I couldn’t get interviewed that day or even the day after, and by the third day of pushing sweaty bodies, I was exhausted. Then I noticed a small group of people around this man. Apparently, he was a staff and was gathering a small list of people he could help sort their employment.
To cut the story short, I paid ₦70k but didn’t get the job. Till today, nothing.
“I was asked to pay ₦200k”
— Jack*, 39
This one is even more annoying because the guy that was charging me was supposed to be my friend.
He works in a state ministry, and I badly needed a job in 2021. I shared my problems with him, and he told me there was a quiet recruitment ongoing, and he’d get me a spot if I could pay ₦200k.
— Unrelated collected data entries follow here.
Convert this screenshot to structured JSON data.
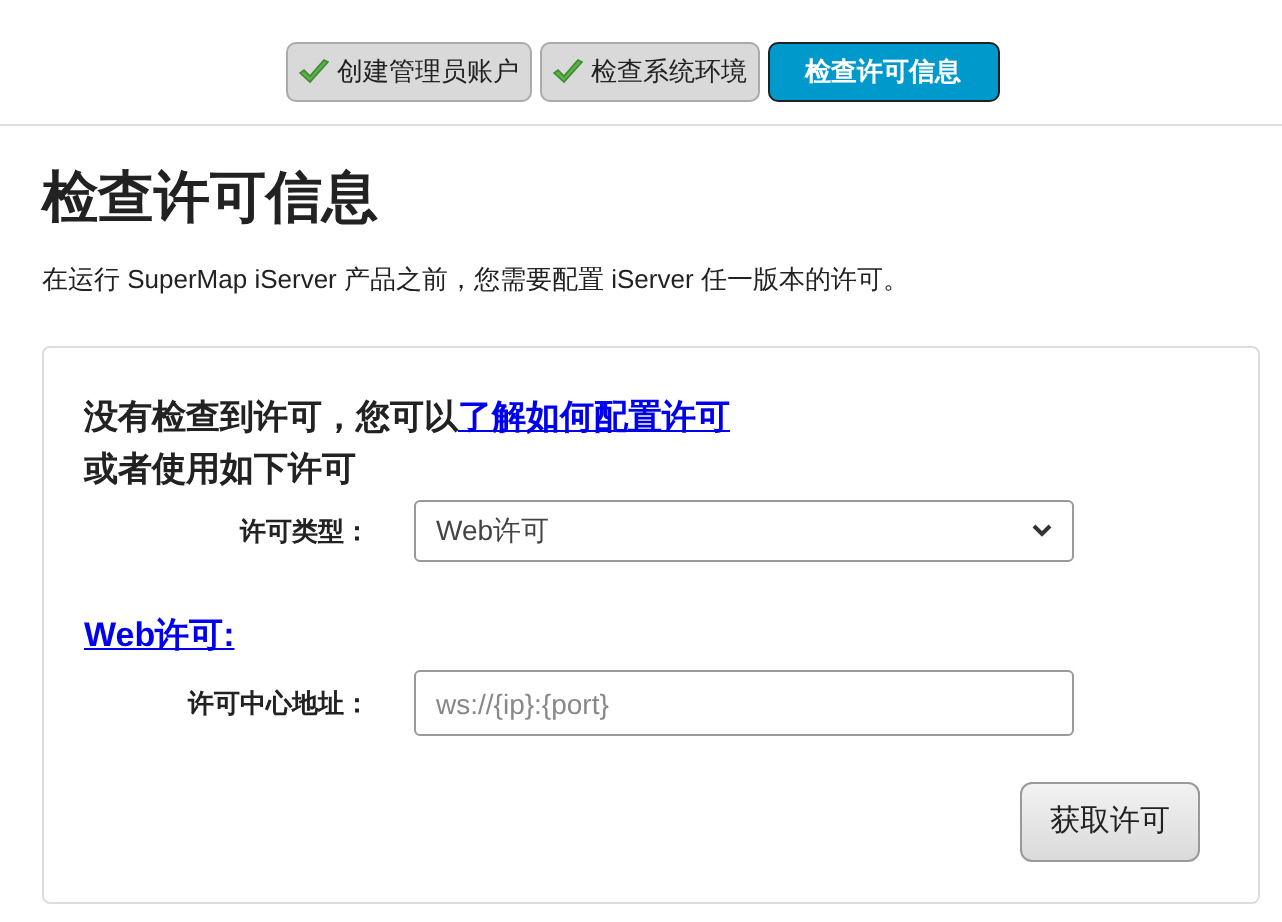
{
  "steps": [
    {
      "label": "创建管理员账户",
      "done": true,
      "selected": false
    },
    {
      "label": "检查系统环境",
      "done": true,
      "selected": false
    },
    {
      "label": "检查许可信息",
      "done": false,
      "selected": true
    }
  ],
  "heading": "检查许可信息",
  "description": "在运行 SuperMap iServer 产品之前，您需要配置 iServer 任一版本的许可。",
  "card": {
    "notice": "没有检查到许可，您可以",
    "notice_link": "了解如何配置许可",
    "notice_line2": "或者使用如下许可",
    "license_type": {
      "label": "许可类型：",
      "value": "Web许可"
    },
    "section_link": "Web许可:",
    "center_address": {
      "label": "许可中心地址：",
      "placeholder": "ws://{ip}:{port}"
    },
    "button": "获取许可"
  }
}
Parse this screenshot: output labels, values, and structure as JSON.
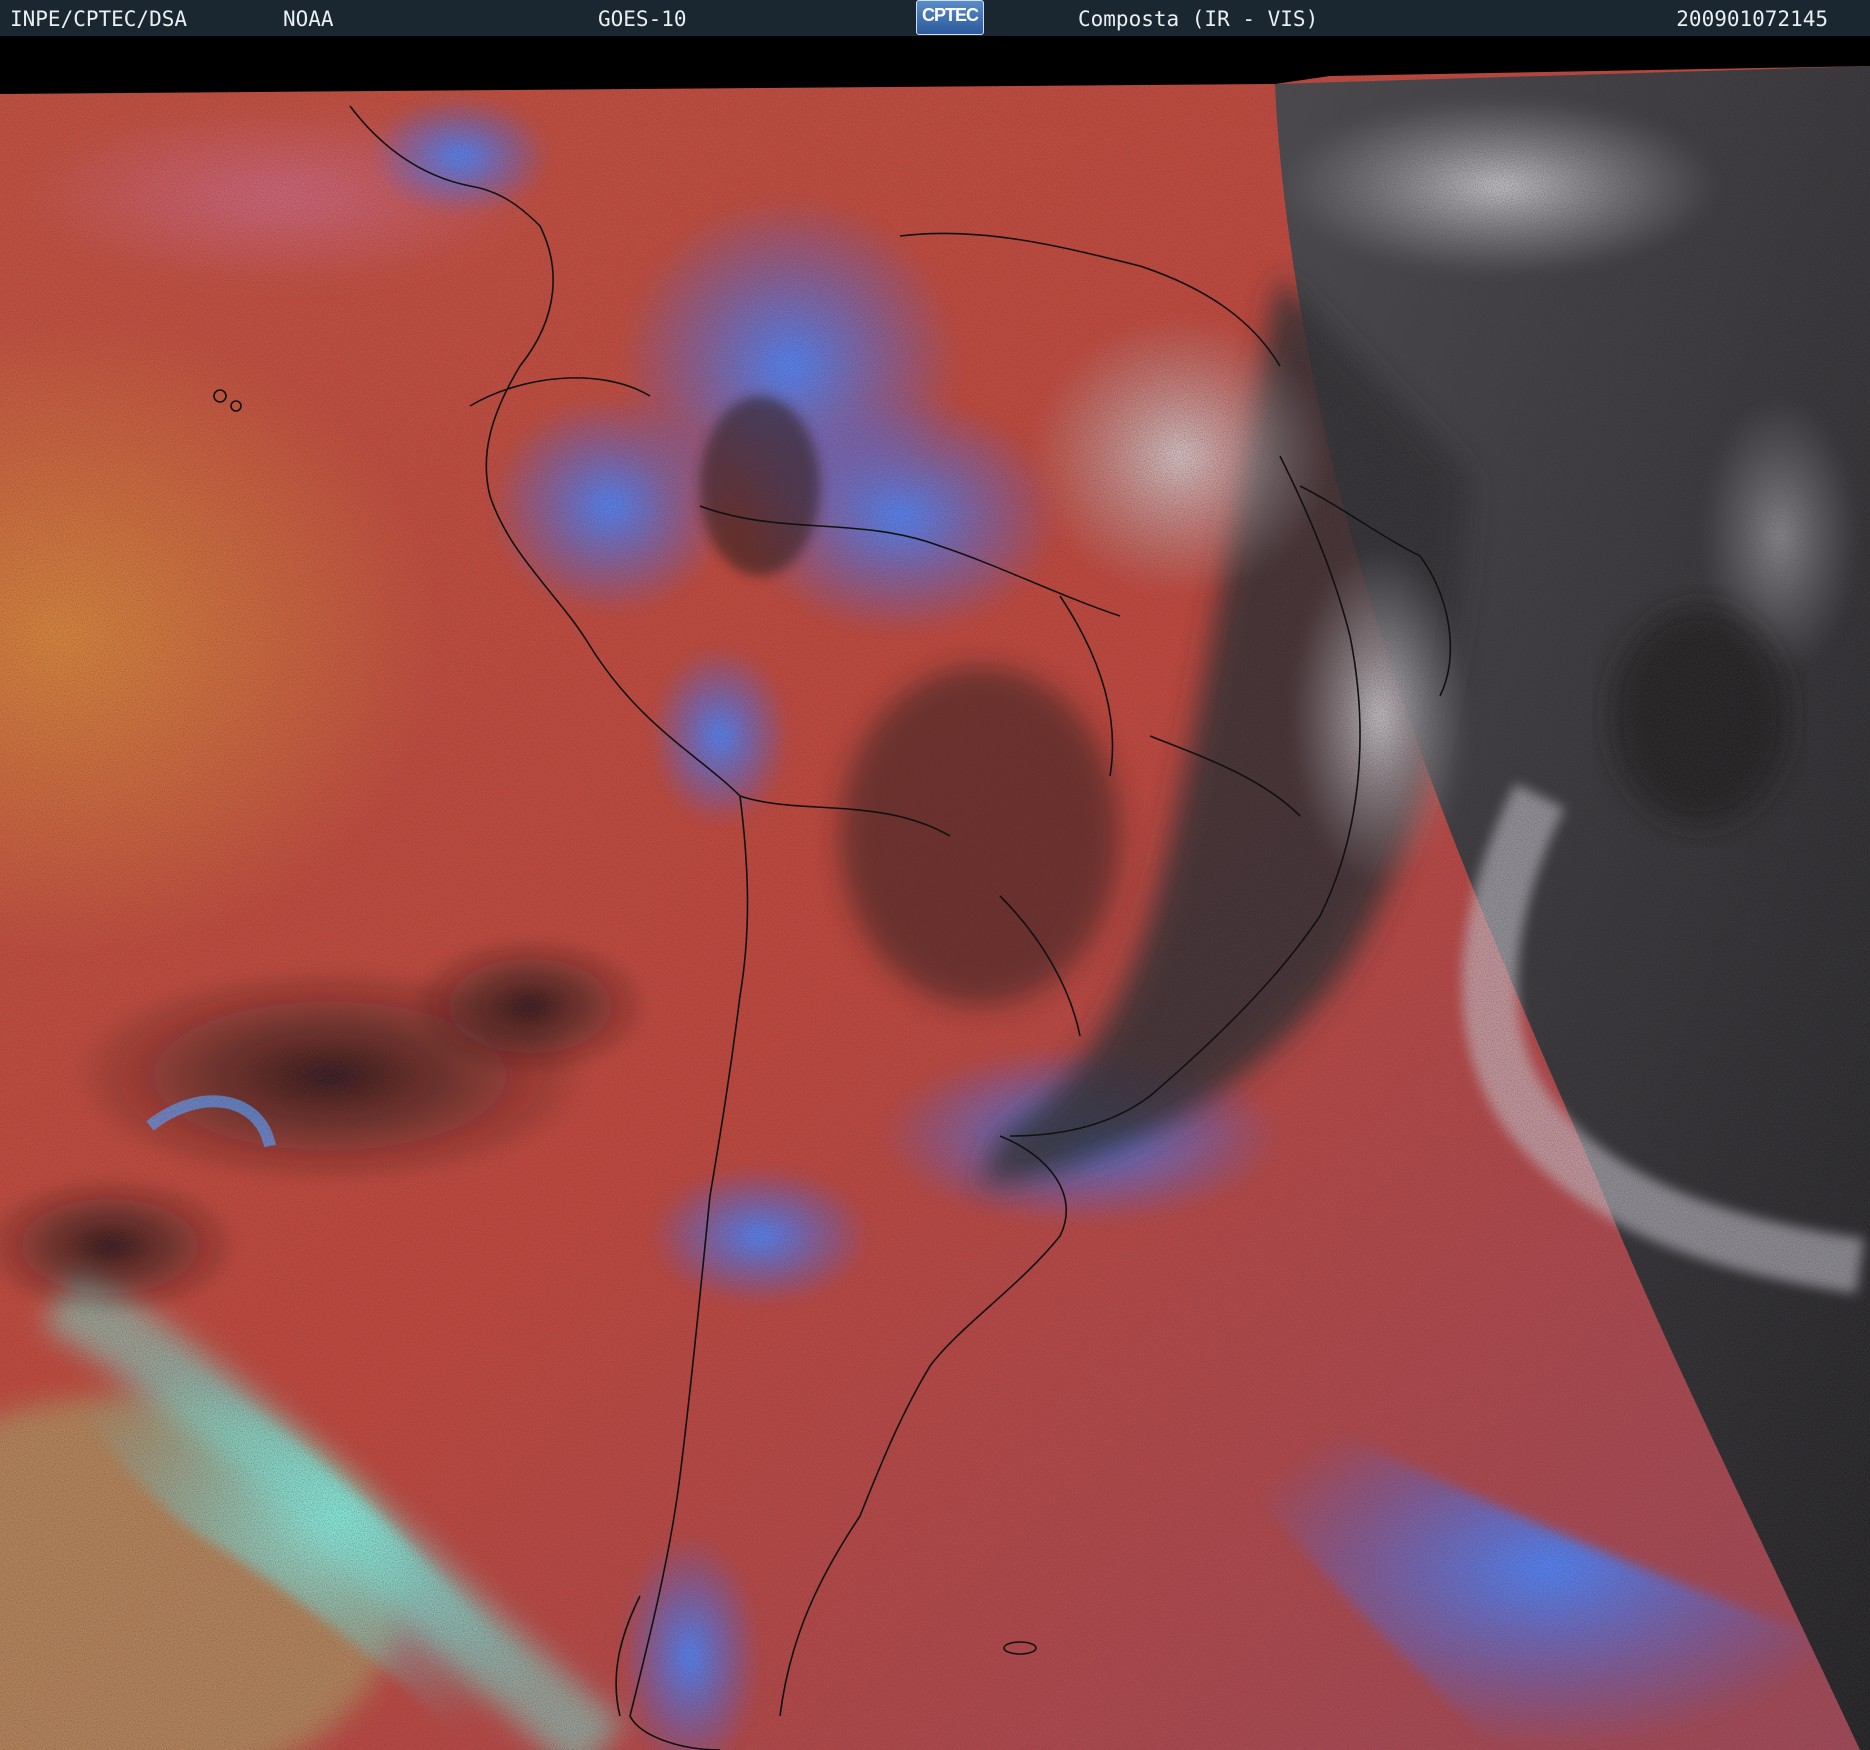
{
  "header": {
    "agency": "INPE/CPTEC/DSA",
    "source": "NOAA",
    "satellite": "GOES-10",
    "logo_text": "CPTEC",
    "product": "Composta (IR - VIS)",
    "timestamp": "200901072145"
  },
  "colors": {
    "header_bg": "#1b2730",
    "ocean_red": "#c8463a",
    "cloud_blue": "#3c78ff",
    "cloud_cyan": "#6ed2c8",
    "land_dark": "#2a1c1e",
    "vis_gray": "#2e3033",
    "vis_cloud": "#c8c8cc"
  }
}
According to him, he had many people he’d need to settle to ensure my employment.
Well, I didn’t pay and, you guessed it, I didn’t get the job.
“He wanted to date me”
— Precious*, 25
I applied to this accounting firm in November 2021 for a personal assistant role, and I eventually got invited for an interview.
It was a physical interview with the managing director, and this man was legit telling me I’d need to work from his hotel room on Saturdays, all while he was ogling my chest.
I told him I’d be open to working in an open location within reasonable work hours, and he never reached out to me again. It was obvious that I needed to play to his tunes to get the job. He can keep it.
*Names have been changed for the sake of anonymity, and answers lightly edited for clarity.